Essa forma permitiu que fossem cortados vários estágios antes de o projeto ser apreciado pelos deputados, numa economia de tempo considerável para a tramitação da matéria. Na semana passada, o relatório inicial foi apresentado pelo deputado Índio da Costa, depois de ampla negociação com as entidades que se mobilizaram para pressionar pela sua aprovação na Casa. Também foram ouvidos especialistas em Direito.

Há que se considerar que a matéria vem ao encontro do momento pelo qual passa o mundo inteiro, onde a cobrança da chamada "accountability" exige cada vez mais que o agente público preste contas de seus atos e seja responsabilizado pelos eventuais erros cometidos. É tendência que também chegou ao Brasil nos últimos anos, com forte presença na mídia e em setores sociais mais atuantes.

O projeto, entretanto, teve sua constitucionalidade questionada por impedir a candidatura de pessoas com processos em curso, mesmo que condenadas em primeira instância. Basta lembrar que, a uma primeira condenação, é possível recurso à segunda e, depois, à terceira instância. Muitas vezes, os tribunais superiores reformam decisões de primeiro julgamento. Não é fenômeno raro. É comum que isto aconteça e que o trânsito em julgado mude a decisão inicial. E a Constituição brasileira assegura o princípio de todos são inocentes até que se prove o contrário. O argumento é forte.

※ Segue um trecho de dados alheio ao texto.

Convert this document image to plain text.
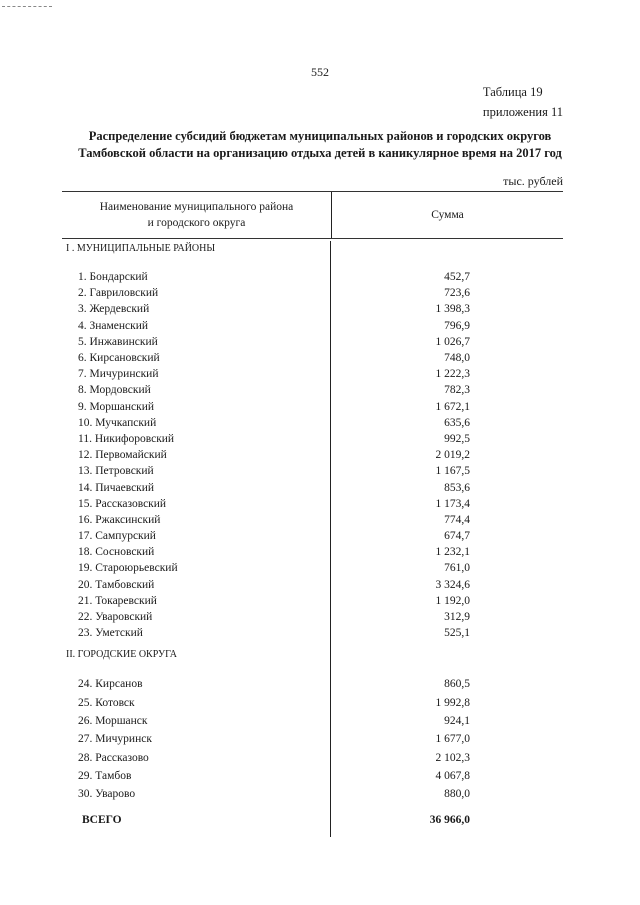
552
Таблица 19
приложения 11
Распределение субсидий бюджетам муниципальных районов и городских округов
Тамбовской области на организацию отдыха детей в каникулярное время на 2017 год
тыс. рублей
Наименование муниципального района
и городского округа
Сумма
I . МУНИЦИПАЛЬНЫЕ РАЙОНЫ
1. Бондарский	452,7
2. Гавриловский	723,6
3. Жердевский	1 398,3
4. Знаменский	796,9
5. Инжавинский	1 026,7
6. Кирсановский	748,0
7. Мичуринский	1 222,3
8. Мордовский	782,3
9. Моршанский	1 672,1
10. Мучкапский	635,6
11. Никифоровский	992,5
12. Первомайский	2 019,2
13. Петровский	1 167,5
14. Пичаевский	853,6
15. Рассказовский	1 173,4
16. Ржаксинский	774,4
17. Сампурский	674,7
18. Сосновский	1 232,1
19. Староюрьевский	761,0
20. Тамбовский	3 324,6
21. Токаревский	1 192,0
22. Уваровский	312,9
23. Уметский	525,1
II. ГОРОДСКИЕ ОКРУГА
24. Кирсанов	860,5
25. Котовск	1 992,8
26. Моршанск	924,1
27. Мичуринск	1 677,0
28. Рассказово	2 102,3
29. Тамбов	4 067,8
30. Уварово	880,0
ВСЕГО	36 966,0
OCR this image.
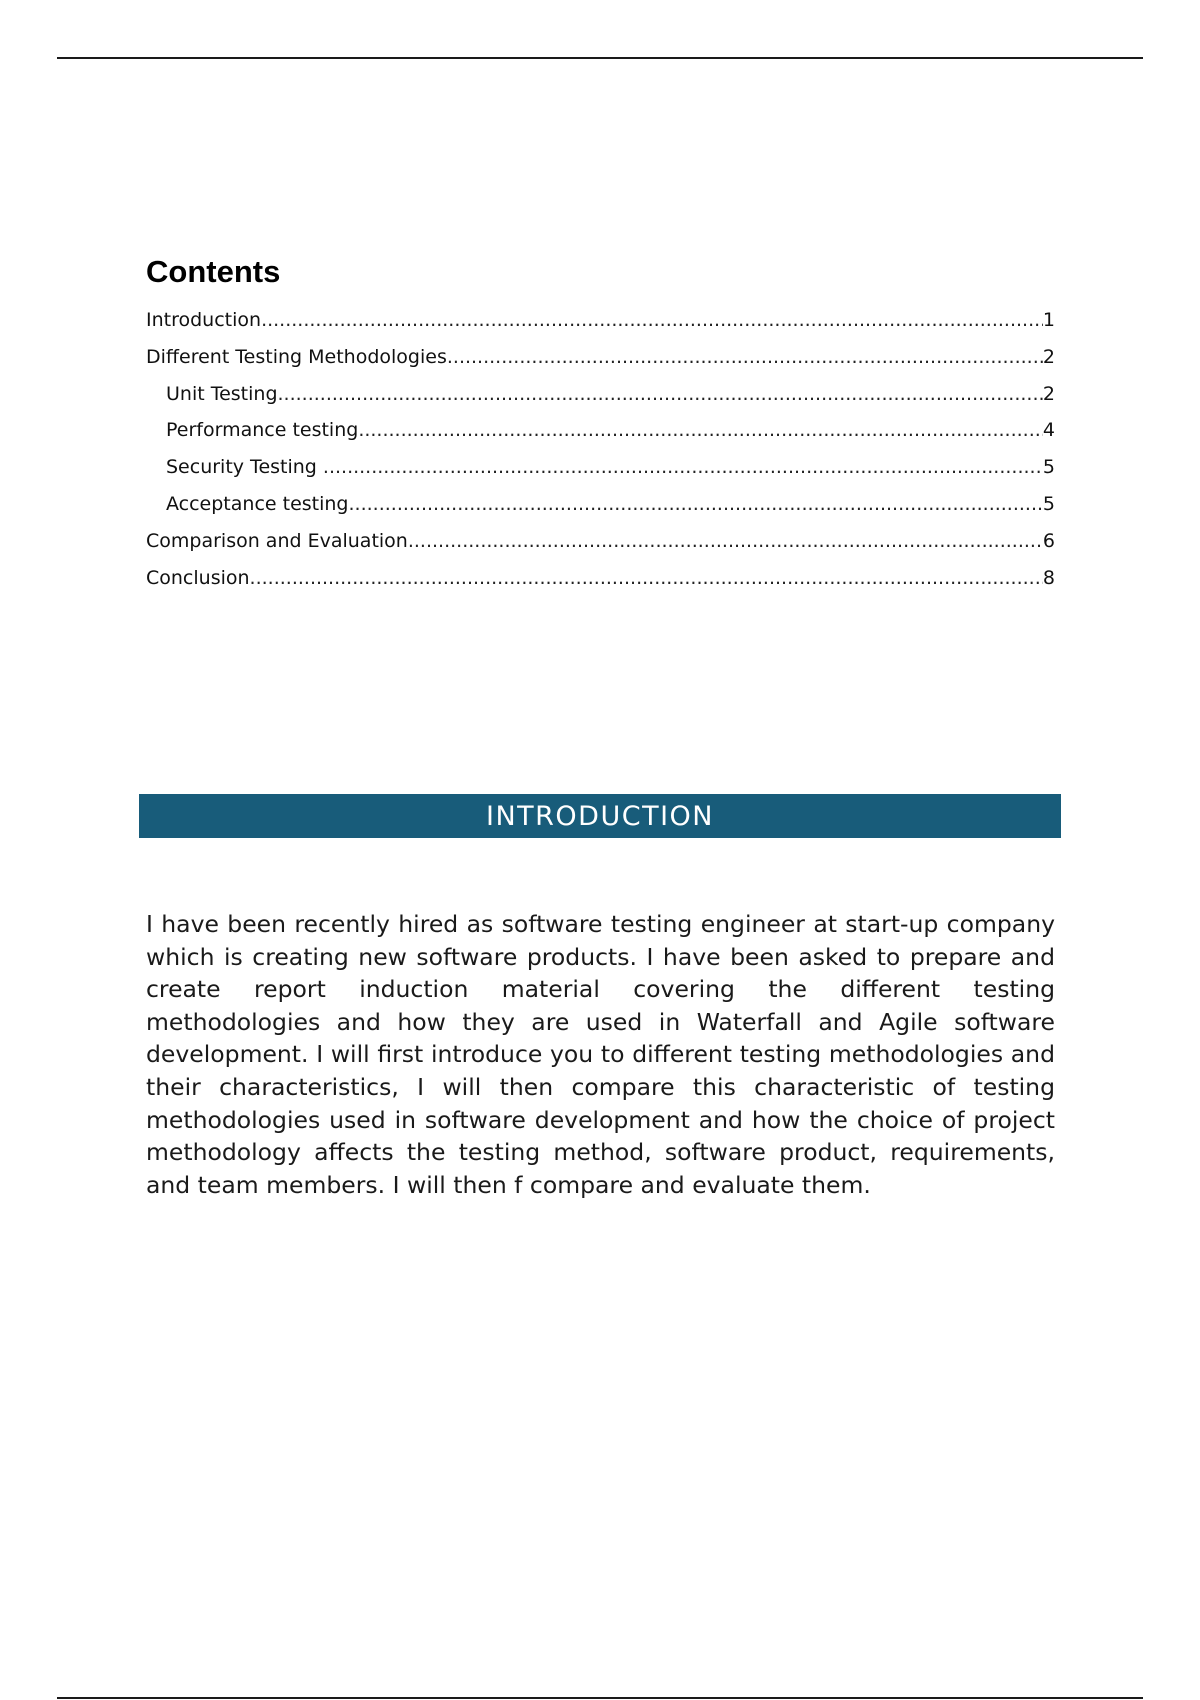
Contents
Introduction .....	1
Different Testing Methodologies .....	2
Unit Testing .....	2
Performance testing .....	4
Security Testing .....	5
Acceptance testing .....	5
Comparison and Evaluation .....	6
Conclusion .....	8
INTRODUCTION

I have been recently hired as software testing engineer at start-up company which is creating new software products. I have been asked to prepare and create report induction material covering the different testing methodologies and how they are used in Waterfall and Agile software development. I will first introduce you to different testing methodologies and their characteristics, I will then compare this characteristic of testing methodologies used in software development and how the choice of project methodology affects the testing method, software product, requirements, and team members. I will then f compare and evaluate them.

Não o suficiente contudo para conter a onda de cobranças aos políticos, até porque essa onda é fortalecida pela sucessão de escândalos e denúncias veiculadas em repetida cascata pela mídia nacional. A repetição, algumas vezes das mesmas cenas de um mesmo escândalo, engolfam a todas a classe, sem distinção, sem separar os diferentes. Iguala a todos na mesma voraz vala comum. São "políticos da mesma farinha do mesmo saco".

Felizmente, há grandes diferenças. As similitudes muitas vezes estão apenas nos títulos ostentados, sem que a trajetória, história e o caráter sejam nem de perto os mesmos. É por isso que a Câmara dos Deputados decidiu enfrentar a questão, buscando entretanto criar mecanismos inibidores de possíveis injustiças gritantes.

O ditado afirma que duas cabeças pensam melhor que uma. Aplica-se o raciocínio também à Justiça. Aliás, é garantia constitucional o duplo grau de jurisdição. Ao criar instância superiores, abre-se a possibilidade de colegiados de juízes verificarem a injustiça de uma decisão monocrática. O colegiado é formado por juízes de grande vivência e saber lapidado para julgar. Por isso, a tendência da proposta do "ficha limpa" passa a limitar a candidatura de cidadãos condenados em segunda instância, por decisões colegiadas.

A Câmara dos Deputados demonstra assim estar atenta aos anseios sociais, mas também resguarda minimamente os preceitos da Constituição, de cujo texto emana a direção de toda lei apreciada e votada pelos parlamentares brasileiros.